I dati dicono che presso il Distretto meridionale (Dime) di Eni si registra meno di un infortunio ogni milione di ore lavorate rispetto ai 15 che avvengono in media nell’industria italiana. Ma non basta. Il dato statistico decisamente positivo non esclude l’obiettivo di raggiungere standard ancora migliori: zero infortuni. I dati di partenza delle statistiche infortunistiche (i dati relativi agli infortuni sono dell’Inail e quelli riguardanti le ore lavorate sono dell’Istat) disegnano un quadro rassicurante: il numero degli infortuni – prendendo in considerazione gli ultimi anni, dal 2016 al 2019 – è nettamente al di sotto di quello del resto del settore industriale in Italia e in Basilicata. Nel 2019 l’indice di frequenza infortuni totali registrabili per la forza lavoro (per gli addetti ai lavori nell’industria estrattiva è il Trir, acronimo per Total recordable incident rate) del Dime è stato pari a 0,84, mentre quello relativo al settore dell’industria italiana è pari a 14,72. Se consideriamo il numero totale degli infortuni sul lavoro in Basilicata, nel 2018 si registrano 765 casi solo nel settore industria e 3.212 nel totale delle attività contro i 6 del Dime che, nel 2019, sono scesi a 3. Eni è impegnata a diffondere la cultura della sicurezza di tutte le persone, sia dipendenti sia contrattisti, come parte essenziale delle proprie attività.
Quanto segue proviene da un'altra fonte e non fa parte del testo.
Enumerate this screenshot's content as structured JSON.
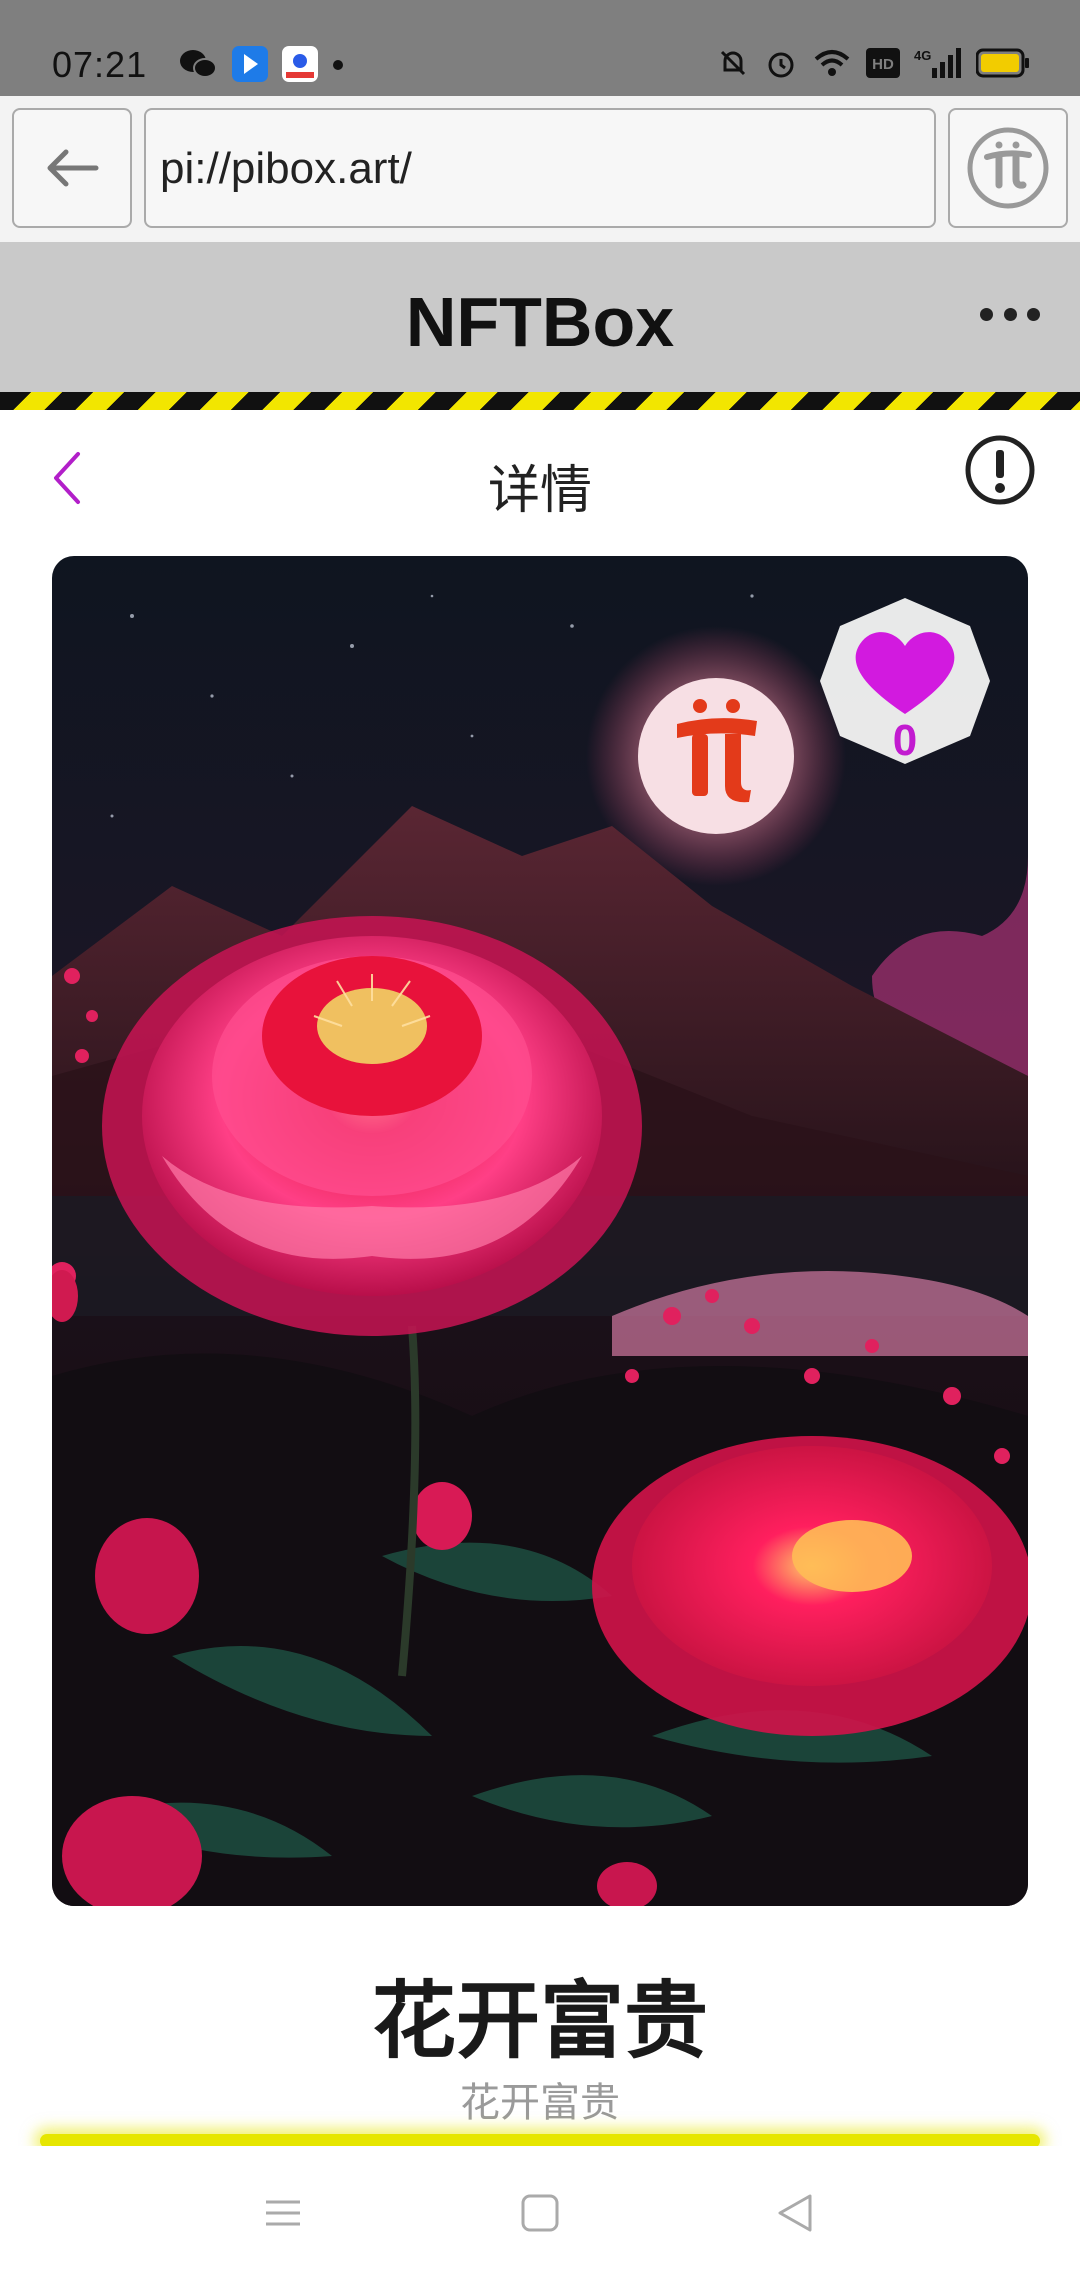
{
  "status_bar": {
    "time": "07:21",
    "left_icons": [
      "wechat-icon",
      "blue-app-icon",
      "baidu-icon",
      "notification-dot-icon"
    ],
    "right_icons": [
      "mute-icon",
      "alarm-icon",
      "wifi-icon",
      "hd-icon",
      "signal-4g-icon",
      "battery-icon"
    ],
    "hd_label": "HD",
    "network_label": "4G"
  },
  "browser": {
    "url": "pi://pibox.art/"
  },
  "app": {
    "title": "NFTBox"
  },
  "detail": {
    "title": "详情"
  },
  "nft": {
    "like_count": "0",
    "name": "花开富贵",
    "subtitle": "花开富贵"
  },
  "colors": {
    "accent_purple": "#c21bd0",
    "header_gray": "#c9c9c9",
    "hazard_yellow": "#f2e600"
  }
}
Nel 2019 sono state erogate ai dipendenti Dime oltre 11 mila ore di formazione Hse e nel 2020 è previsto un ulteriore incremento, compatibilmente con l’andamento dell’emergenza Covid. Nel 2019, inoltre, nell’ambito del Patto per la sicurezza, sono stati effettuati circa 18mila sopralluoghi mirati e oltre 650 colloqui di sensibilizzazione dei lavoratori. Anche i numeri del 2020 sono in linea con i risultati del 2019. Il Patto per la sicurezza riguarda le imprese contrattiste che operano per il Distretto meridionale, che ad oggi sono 50 e saliranno di ulteriori 15 nel 2020. Per queste imprese, Eni mette a disposizione iniziative di comunicazione, interventi di formazione aggiuntiva, lesson learned e controlli in campo da effettuare congiuntamente.